While this improvement is months away from completion and Vertis is opening this fall, it will reduce the number of traffic lights on the heavily traveled Hillsboro Pike. When some residents say the plan would not relieve congestion, Pulley counters the goal was “to get traffic moving efficiently,” and says he believes it would be met.
The Glen Echo-Crestmoor project highlights one of Green Hills most notorious inherited problems. Instead of a traditional grid, many streets bend and empty back to Hillsboro at odd angles, with few intersections leading drivers out of the area.
Bandywood Drive is home to many shops and restaurants, not to mention a supermarket, but has no intersections.

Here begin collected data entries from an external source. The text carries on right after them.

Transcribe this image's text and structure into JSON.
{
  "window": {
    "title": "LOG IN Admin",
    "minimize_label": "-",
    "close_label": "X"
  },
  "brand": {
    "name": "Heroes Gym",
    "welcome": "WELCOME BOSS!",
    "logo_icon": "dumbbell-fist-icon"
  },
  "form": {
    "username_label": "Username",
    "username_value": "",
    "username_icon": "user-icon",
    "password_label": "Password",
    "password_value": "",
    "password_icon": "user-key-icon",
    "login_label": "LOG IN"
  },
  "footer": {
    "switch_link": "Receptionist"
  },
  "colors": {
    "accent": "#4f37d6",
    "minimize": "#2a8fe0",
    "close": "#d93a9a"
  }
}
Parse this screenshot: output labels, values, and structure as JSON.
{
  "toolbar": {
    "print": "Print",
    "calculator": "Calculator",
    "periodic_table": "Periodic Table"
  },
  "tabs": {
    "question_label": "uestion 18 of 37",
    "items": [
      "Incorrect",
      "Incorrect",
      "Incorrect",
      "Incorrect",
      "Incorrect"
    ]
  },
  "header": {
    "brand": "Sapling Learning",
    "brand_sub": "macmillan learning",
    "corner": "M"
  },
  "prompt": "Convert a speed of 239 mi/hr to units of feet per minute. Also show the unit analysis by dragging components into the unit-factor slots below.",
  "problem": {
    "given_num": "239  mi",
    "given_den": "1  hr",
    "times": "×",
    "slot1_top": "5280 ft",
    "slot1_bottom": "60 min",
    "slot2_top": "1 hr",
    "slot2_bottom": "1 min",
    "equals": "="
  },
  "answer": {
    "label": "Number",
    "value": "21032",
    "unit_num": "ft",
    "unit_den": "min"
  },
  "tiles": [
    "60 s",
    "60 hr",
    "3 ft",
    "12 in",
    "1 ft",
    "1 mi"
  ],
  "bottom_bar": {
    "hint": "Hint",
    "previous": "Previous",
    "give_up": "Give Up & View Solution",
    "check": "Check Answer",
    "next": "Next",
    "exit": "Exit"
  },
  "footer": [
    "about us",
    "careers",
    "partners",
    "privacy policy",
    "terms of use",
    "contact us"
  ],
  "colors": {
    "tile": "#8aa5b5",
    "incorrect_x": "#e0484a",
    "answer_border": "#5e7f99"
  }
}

Even a plan to build a pedestrian accessway to Hill Center from Bandywood has been hampered by the location of an NES substation.
There is no mention of traffic on the Vertis website, perhaps since vehicles don’t have to be residents’ primary mode of transportation. Residents there are just steps from banks, grocery stores, salons, gyms and eateries of all varieties.
“Welcome to Nashville living,” touts Vertis. “Vertis Green Hills is your next residential community, providing an exceptional living experience with multiple styles of apartments and luxury community amenities. Restaurants like True Food Kitchen and Char will become fast favorites for their cuisine and convenience. Vertis’ multiple offerings and urban architecture will make you feel like you’re within a smaller city in Nashville.”
Traffic and restaurants. Some might say that’s the Nashville experience in a nutshell.